The ROV allows the scientists to take the measurements quickly in a way that causes very little disturbance to the environment and helps us to get valuable information on the distribution of physical and biologial sea ice properties. The results from the Hyperspectral radiometer will be checked against the results of ice algae concentrations in ice core samples to make sure it works properly.
The Surface and Under Ice Trawl (SUIT) is a special trawl net that is used to collect organisms from the under surface of the sea ice. The original design for the SUIT was invented in the Netherlands and has been successfully used to catch under-ice organisms in the northern hemisphere.
The SIPEX krill team will use an Australian-built SUIT trawl net to collect krill from under the sea ice.

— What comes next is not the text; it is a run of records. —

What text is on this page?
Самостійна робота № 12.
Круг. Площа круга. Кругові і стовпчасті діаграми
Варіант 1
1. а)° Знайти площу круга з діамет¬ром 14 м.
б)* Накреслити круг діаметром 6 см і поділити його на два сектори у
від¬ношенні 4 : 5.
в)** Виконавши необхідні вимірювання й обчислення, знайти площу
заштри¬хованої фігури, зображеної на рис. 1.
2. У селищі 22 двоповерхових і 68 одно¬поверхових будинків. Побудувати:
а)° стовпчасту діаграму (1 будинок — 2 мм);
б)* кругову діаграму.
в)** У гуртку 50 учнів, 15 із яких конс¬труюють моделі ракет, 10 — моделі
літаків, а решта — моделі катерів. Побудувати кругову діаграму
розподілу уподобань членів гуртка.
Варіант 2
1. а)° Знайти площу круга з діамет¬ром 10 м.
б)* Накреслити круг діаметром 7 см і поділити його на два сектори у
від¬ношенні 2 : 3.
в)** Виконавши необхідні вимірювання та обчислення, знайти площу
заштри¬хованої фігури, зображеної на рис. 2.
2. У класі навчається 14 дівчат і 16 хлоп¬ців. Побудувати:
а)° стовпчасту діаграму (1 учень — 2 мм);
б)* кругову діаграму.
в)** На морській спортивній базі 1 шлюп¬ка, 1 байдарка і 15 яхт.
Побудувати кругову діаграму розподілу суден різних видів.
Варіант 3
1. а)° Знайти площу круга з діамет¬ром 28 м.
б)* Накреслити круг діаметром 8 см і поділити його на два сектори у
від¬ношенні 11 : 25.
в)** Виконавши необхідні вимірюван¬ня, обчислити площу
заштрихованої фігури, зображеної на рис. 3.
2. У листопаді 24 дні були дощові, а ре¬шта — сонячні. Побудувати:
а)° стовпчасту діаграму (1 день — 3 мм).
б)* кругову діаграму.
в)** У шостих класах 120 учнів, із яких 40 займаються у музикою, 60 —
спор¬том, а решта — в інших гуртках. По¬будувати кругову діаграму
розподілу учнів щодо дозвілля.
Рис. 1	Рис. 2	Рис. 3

After a SUIT trawl is conducted, everyone involved in studying krill help sort through the samples that have been collected. Everything caught in the net is kept and counted and measured.
The types of measurements carried out on the krill collected include how much oxygen the krill are using and what is in their stomachs. They will also be measuring stable isotopes which can also be used to help scientists figure out who is eating whom in the sea ice-associated food web.
Scientists also hope to collect some krill that are still alive so that the can do special experiments on them. The Aurora Australis has been fitted out with special tank laboratories for conducting experiments on live krill during the SIPEX voyage. When the live krill are collected, they are placed in individual containers filled with very cold sea water. They are examined every 2 hours at exactly the same time and the moults they shed are collected and measured. The scientists are particularly interested in how young krill survive in the Southern Ocean during winter when there is very little food available for them. After preserving samples of juvenile krill, the scientists will continue to study their digestive systems and will hopefully unlock the secrets of their amazing survival in such a harsh environment.
Scientists involved: Dr Klaus Meiners, Dr So Kawaguchi, Dr Patti Virtue, Dr Kerrie Swading, and Dr Iris Werner.